In the question-and-answer session with lawmakers, Yellen indicated the Fed is hewing to a baseline forecast that a prolonged period of moderate growth continues to whittle away at resource slack and gradually boosts prices. Still, the Fed is considering risks around the inflation outlook, even though “temporary” influences, such as the costs of mobile-phone plans and prescription drugs, are holding down price measures for now. Inflation has been below the central bank’s 2 percent target for most of the past five years.
On Path
“To my mind, a prudent course is to make some adjustments as long as our forecast is that we’re heading back to 2 percent” inflation, Yellen said. “It is premature to reach the judgment that we are not on the path to 2 percent inflation over the next couple of years.”

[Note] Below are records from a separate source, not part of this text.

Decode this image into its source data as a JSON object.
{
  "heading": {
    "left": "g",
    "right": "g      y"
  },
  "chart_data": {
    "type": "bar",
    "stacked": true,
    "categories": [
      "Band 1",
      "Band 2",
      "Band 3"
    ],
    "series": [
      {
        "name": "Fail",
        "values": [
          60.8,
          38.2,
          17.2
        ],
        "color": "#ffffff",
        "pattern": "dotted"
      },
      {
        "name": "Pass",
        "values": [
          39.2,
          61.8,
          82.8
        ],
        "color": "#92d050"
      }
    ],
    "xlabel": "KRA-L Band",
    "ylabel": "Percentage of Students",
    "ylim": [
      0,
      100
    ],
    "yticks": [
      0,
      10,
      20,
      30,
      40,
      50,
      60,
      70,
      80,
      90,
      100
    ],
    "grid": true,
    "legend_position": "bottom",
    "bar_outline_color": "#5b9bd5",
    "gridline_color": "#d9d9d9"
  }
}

If progress on inflation stalls, “they are more likely to initiate a longer pause in the rate hike cycle,” said Michael Gapen, chief U.S. economist at Barclays Capital Inc. in New York. “I don’t think they will adjust balance sheet policy unless the economy goes into a recession.”
Yellen will appear Thursday before the Senate Banking Committee, wrapping up her final testimony to Congress as Fed chair, unless she is re-nominated by President Donald Trump. Yellen’s current term expires on Feb. 3. She was asked several times about whether she would serve a second term as chair during the House hearing.
“It’s something that hasn’t been an issue so far,” but it’s “certainly something that I would discuss with the president, obviously,” Yellen said in response to a question.
Her assessment of the economy was optimistic. A faster pace of global growth should support U.S. exports, Yellen said, and a recovery in drilling activity should support business investment.
Along with continued job growth and rising income, “these developments should increase resource utilization somewhat further, thereby fostering a stronger pace of wage and price increases,” she said.
Yellen said the central bank’s policy rate “would not have to rise all that much further” to get to a rate that keeps supply and demand in balance in the economy. Eventually, “factors” she did not specify that are holding down the so-called neutral rate will diminish over time, she said, which supports the Fed’s case for continued rate hikes over the next couple of years.
Balance Sheet
She also mentioned that the Fed anticipates it will start reducing its balance sheet “this year.” The size of the balance sheet once this process has been completed is uncertain, she said, partly because the banking system’s demand for reserves is not yet known.
Yellen stepped away from her recent comments that asset prices look “somewhat rich” noting instead that the financial system is strong and resilient, while gains in markets have not been accompanied by a “substantial increase in borrowing.”
“Looking at asset prices and valuations, we try not to opine on whether they’re correct,” she said.
With U.S. economy growing at a steady pace, Yellen’s Fed is gradually pulling back from crisis-era stimulus. It raised interest rates in June for a second time this year and forecast another hike in 2017.
The U.S. expansion is in its ninth year and continues to create jobs without much inflation. Unemployment was 4.4 percent in June and employers have added 187,000 jobs a month on average over the past 12 months. But stronger demand for labor hasn’t fed into higher wages.